It’s the gravest healthcare threat facing humanity. The World Health Organization has estimated that antibiotic resistance, or ‘superbugs’ as these bacteria have come to be known, may kill 10 million people per year by 2050, and cost the global economy an estimated $100 trillion to address. In India the situation is very alarming and the country is already seeing the deadly impact of these invisible bacteria. Mandakini Gahlot and Alban Alvarez report.
We began filming this report shortly after the historic high-level meeting at the United Nations General Assembly in September 2016. The UN had painted a bleak picture, urging the world to formulate a response. In India, alarm bells about superbugs had been set off way back in 2009, when doctors in Sweden discovered a patient - who had recently travelled to India - was not responding to any known antibiotic. They published their findings in the medical journal The Lancet - in it, they named the bacteria New Delhi Metallo-beta-lactamase-1 or NDM1.
India was outraged; lawmakers in parliament were furious that the bacteria had been named after the country’s capital. They saw it as a deliberate attempt to malign the country.
So vehement was the outrage that two years later, in 2011, The Lancet was compelled to make a public apology to the Indian government. By then, NDM-1 and its various mutations had spread to over 70 countries including France. India had lost precious time arguing over nomenclature instead of addressing the problem.
By the time we began filming, a slew of scientific reports had confirmed that India was losing nearly 52,000 newborn infants to antibiotic resistance each year. We filmed with the chief of pediatrics at a large public hospital in central India, and he told us what he was seeing in his ward - patients not responding to any drugs - was a “nightmare.”
Antibiotics had made many common infections curable, and made it possible to perform complex surgeries. The doctor, however, like millions of others across the world, was worried that what he was seeing in his ward was the end of the antibiotic era -- a truly frightening scenario.
Elsewhere, we filmed how easily one can walk into an Indian pharmacy and buy strong antibiotics without a prescription. Overuse of antibiotics and indeed misuse - not taking the entire dosage in a timely manner - is one factor that is responsible for the virulent spread of superbugs. For India, one of the gravest challenges is educating its citizens about these dangers. As such, the country has launched many awareness campaigns urging people not to use antibiotics without a prescription. All antibiotics sold in pharmacies now carry a red band indicating that they cannot be sold without a prescription. But the reality on the ground can be quite different, as we show in the report.
Restricting overuse and misuse
In New Delhi, we filmed at the High Court with the father of an 18-year-old girl who had developed drug-resistant tuberculosis. The only medicine that could save her life - Bedaquiline - was being controlled by the government. The understanding is (and this was backed by the scientific community) that if this medicine was made easily available, it could be inadvertently misused by people who could develop resistance to it as well.

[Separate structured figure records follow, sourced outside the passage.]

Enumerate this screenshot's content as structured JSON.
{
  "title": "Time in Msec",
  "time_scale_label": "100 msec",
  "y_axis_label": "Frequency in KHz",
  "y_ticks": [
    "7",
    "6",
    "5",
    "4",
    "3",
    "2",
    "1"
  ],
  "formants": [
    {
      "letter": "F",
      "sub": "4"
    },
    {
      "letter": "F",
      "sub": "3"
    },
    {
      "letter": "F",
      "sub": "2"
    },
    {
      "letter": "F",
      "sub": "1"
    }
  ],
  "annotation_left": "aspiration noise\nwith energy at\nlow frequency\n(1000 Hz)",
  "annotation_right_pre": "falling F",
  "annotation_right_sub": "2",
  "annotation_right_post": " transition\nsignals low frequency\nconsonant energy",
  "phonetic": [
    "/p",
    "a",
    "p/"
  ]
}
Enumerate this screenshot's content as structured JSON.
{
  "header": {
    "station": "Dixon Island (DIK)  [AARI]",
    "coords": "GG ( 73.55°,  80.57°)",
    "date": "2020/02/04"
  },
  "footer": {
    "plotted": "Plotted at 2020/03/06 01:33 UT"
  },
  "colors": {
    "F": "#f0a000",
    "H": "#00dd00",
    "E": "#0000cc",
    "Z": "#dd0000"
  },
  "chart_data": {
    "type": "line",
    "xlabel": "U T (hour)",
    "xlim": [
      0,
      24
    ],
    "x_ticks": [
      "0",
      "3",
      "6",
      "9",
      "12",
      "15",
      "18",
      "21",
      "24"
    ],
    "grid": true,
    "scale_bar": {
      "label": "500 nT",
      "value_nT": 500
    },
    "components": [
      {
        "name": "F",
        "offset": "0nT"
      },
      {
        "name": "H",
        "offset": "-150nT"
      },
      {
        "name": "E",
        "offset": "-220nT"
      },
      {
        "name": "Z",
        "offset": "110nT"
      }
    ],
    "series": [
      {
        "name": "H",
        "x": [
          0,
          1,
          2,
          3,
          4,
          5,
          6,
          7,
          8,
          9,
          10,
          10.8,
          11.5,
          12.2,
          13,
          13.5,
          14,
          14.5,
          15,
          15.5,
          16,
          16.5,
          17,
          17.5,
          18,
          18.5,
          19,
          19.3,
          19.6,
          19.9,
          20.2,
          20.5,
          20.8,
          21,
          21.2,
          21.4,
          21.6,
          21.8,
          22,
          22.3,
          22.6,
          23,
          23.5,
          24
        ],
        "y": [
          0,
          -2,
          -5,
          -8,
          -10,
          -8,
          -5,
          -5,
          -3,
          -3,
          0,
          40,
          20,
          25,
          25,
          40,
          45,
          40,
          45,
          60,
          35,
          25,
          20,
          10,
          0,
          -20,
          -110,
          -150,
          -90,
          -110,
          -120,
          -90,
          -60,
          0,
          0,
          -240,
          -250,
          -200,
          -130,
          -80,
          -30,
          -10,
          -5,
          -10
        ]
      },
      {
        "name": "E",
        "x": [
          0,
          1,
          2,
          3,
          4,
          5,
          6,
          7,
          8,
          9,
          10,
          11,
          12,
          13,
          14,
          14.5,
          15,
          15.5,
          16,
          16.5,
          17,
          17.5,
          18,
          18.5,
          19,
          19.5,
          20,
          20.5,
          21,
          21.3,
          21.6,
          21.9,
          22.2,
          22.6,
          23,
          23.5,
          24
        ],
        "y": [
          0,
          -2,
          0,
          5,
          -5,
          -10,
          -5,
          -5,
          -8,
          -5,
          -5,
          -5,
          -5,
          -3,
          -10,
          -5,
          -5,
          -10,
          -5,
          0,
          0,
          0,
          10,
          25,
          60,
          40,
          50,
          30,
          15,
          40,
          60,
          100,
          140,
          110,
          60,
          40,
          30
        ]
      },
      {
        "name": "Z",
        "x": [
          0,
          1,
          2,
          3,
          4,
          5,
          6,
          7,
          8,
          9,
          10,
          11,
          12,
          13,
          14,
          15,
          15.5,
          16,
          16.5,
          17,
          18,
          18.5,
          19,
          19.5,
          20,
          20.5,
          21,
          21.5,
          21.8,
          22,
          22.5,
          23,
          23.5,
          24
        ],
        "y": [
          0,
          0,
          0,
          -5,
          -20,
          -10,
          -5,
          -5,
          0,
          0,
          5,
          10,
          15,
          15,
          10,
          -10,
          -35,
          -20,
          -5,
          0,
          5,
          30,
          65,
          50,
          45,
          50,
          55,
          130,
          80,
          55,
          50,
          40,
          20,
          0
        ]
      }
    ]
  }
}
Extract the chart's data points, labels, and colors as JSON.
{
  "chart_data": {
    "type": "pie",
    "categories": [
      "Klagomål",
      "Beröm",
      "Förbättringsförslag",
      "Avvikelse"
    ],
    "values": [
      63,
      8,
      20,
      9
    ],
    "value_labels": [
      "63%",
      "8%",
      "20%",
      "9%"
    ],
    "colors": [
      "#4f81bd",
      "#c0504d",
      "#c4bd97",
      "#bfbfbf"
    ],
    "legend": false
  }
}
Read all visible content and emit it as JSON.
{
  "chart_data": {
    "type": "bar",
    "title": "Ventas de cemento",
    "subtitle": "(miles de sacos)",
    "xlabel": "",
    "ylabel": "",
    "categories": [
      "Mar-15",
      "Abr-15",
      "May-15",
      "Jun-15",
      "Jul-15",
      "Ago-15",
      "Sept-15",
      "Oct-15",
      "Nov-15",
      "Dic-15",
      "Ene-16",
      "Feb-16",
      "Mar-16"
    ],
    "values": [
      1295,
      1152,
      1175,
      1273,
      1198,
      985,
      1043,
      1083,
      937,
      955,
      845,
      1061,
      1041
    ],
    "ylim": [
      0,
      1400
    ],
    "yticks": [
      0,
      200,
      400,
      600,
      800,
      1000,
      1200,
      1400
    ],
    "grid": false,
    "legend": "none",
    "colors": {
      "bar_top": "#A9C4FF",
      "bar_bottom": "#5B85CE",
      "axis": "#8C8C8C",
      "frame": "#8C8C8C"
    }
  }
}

Another factor responsible for the spread of superbugs is the use of antibiotics in cattle and poultry. In Haryana, barely 50 km from the capital New Delhi, we visited a large chicken farm where the farmer admitted that antibiotics act as a growth agent, helping him to get his chickens ready for the market much faster. Finally, in search of solutions, we met a team of scientists in Bangalore who are racing against time to develop a new class of antibiotics.
The United Nations recognised in 2016 that combatting antibiotic resistance will require the kind of global response that we see around climate change today. The battle is under way on several fronts - the need right now is for a simple diagnostic tool that can detect resistance easily. In countries like India, a lot of attention is being paid to effective infection control policies within hospitals. Researchers across the world are struggling with the conundrum of making antibiotics easily accessible to the millions who need them urgently, while restricting overuse and misuse.